Being A Toddler and Autism… “Step Into My Shoes”

 

Step Into My Shoes

Its another day in Autism Awareness Month and I thought I’d share a post from that I’ve reblogged about Tantrums vs Meltdowns and how we experience it as a family.  When I look at the stats page on WordPress, the most often search for terms that brings people to my blog is meltdowns and how do you tell the difference.  In this reblog I write about what a meltdown looks like for Johnny when he was 4.   Today, Johnny is 7-1/2 and doesn’t have very many meltdowns anymore.  Is it because over the years he has learned to self-regulate?  Is it because as parents, we have learned how to look for the signs that his anxiety is increasing and help him before a meltdown starts?  Is it because he is more mature now and more importantly can communicate verbally his needs and fears?  That being said, we recently had a sudden unexpected death in the family of his Uncle and I have seen more meltdowns happen in a two week period then I have seen in 8 months.   For all of us our emotions are lurking just under the surface but for a child that has a hard time handling dramatic sudden change it is especially hard.  What do we do? Realize he is communicating his own grief and is processing how he feels like the rest of us but understand he will show it differently and that’s okay.

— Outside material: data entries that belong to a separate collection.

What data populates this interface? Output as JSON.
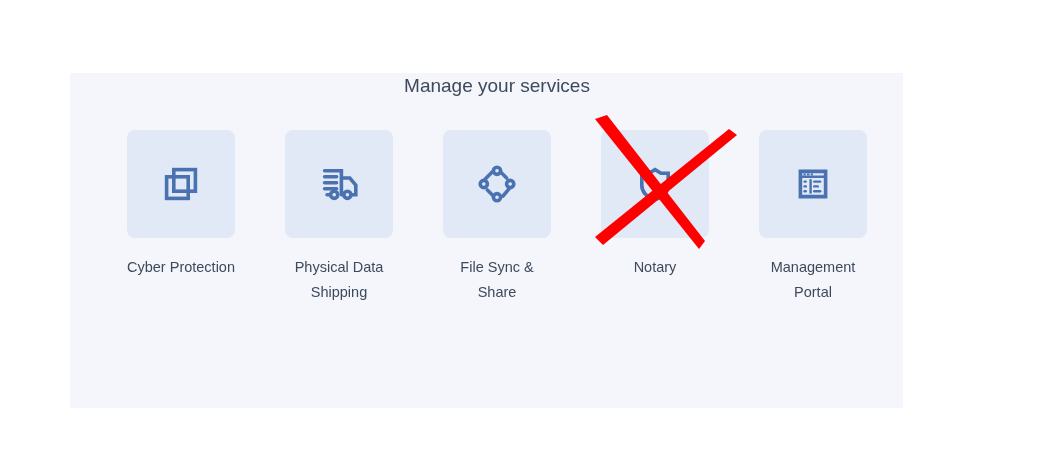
{
  "title": "Manage your services",
  "services": [
    {
      "kind": "squares",
      "label": "Cyber Protection",
      "crossed_out": false
    },
    {
      "kind": "truck",
      "label": "Physical Data Shipping",
      "crossed_out": false
    },
    {
      "kind": "sync",
      "label": "File Sync & Share",
      "crossed_out": false
    },
    {
      "kind": "shield",
      "label": "Notary",
      "crossed_out": true
    },
    {
      "kind": "portal",
      "label": "Management Portal",
      "crossed_out": false
    }
  ]
}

Here is my post from February 12 2012 when Johnny was 4:  http://wp.me/p1KVmo-5f

I get asked sometimes what is the difference between a tantrum and when the behavior is related to Autism. My personal favourite is when I am asked “is it the Autism or is he being a four year old”. Please step into my shoes as I can only answer from my experience with Johnny and meltdowns.

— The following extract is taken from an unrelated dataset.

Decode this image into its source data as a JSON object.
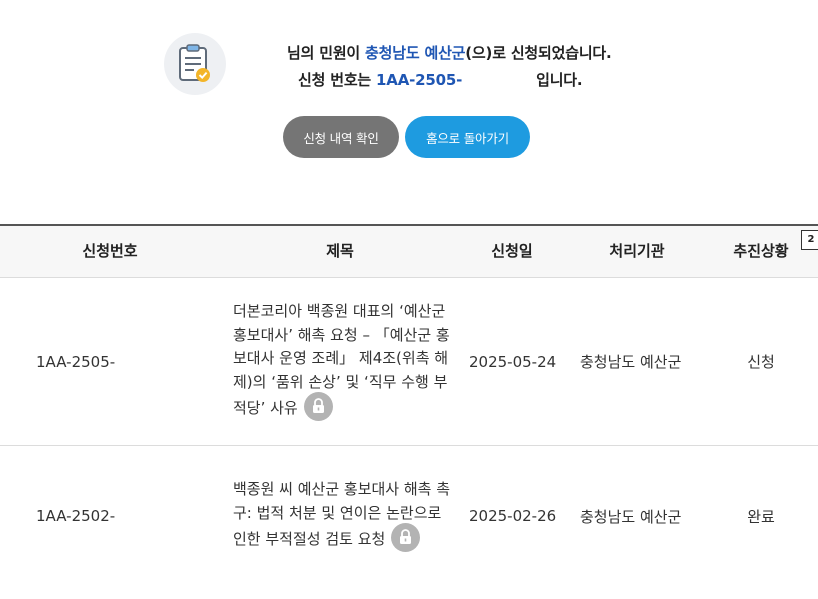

It’s like watching a pot of water on a slow boil and you know if you don’t get in there things will escalate. Is it a sound that has got him agitated? Did something happen at school? Is something not working right? A change in his schedule or routine without warning is something we work hard to avoid. Did someone say the wrong word? Did I not move fast enough when I hear him making his frustrating sounds that warn me that he’s getting upset? When he’s anxious it is hard to reason with him with words. In fact too many words can only make him more upset because he cannot process through the haze of his emotions. Still sound like a tantrum to you? Take my hand please.

For Johnny when he’s like this he is not kicking or screaming. He may or may not toss a few toys or books. The thing that breaks my heart is that his lower lip will quiver, his chin will drop and then he is crying like his beloved puppy just died. Hitting the floor with his hands seems to make him feel better. We try to console him and many times we wait and see if he”ll just calm down. Johnny is good at “self-regulation” and seeking things or sensations that calm himself but when he’s in meltdown mode we find that letting him sit on the floor and letting it out often works best.

We have also found that using visuals is a good way to center him again. Less words and pointing to pictures seems to connect with his visual nature almost instantly. I remember during pumpkin patch season he just wanted to go home after being stung by a bee on the face even though before the sting he wanted to go and play the Halloween activities. He started to get upset and say he “I’m done”. We changed tactics and picked him up and took him over to the fence so he could SEE all the fun that other children were having in the corn maze or on the rides. Ten seconds later he was dragging his Daddy to the gate with a big smile and no longer stearing toward a meltdown.

But here is the thing, just when you think that you have survived another episode and remind yourself to never ever again say there is peach fruit cups and then not have any in the cupboard he says “Mama, I want bea fru up.” Yes we are on the repeat cycle again and if I don’t change tactics quick we will be at the meltdown stage again. For me it’s the repetition that can drive me crazy but I know it is second nature to him.

Sometimes you want to scream in frustration but you don’t do that. Instead you take a deep breathe and remember everything you have been taught and remain very calm. He feeds off of your emotions. Does this still sound like a tantrum? If it does, then step into my shoes.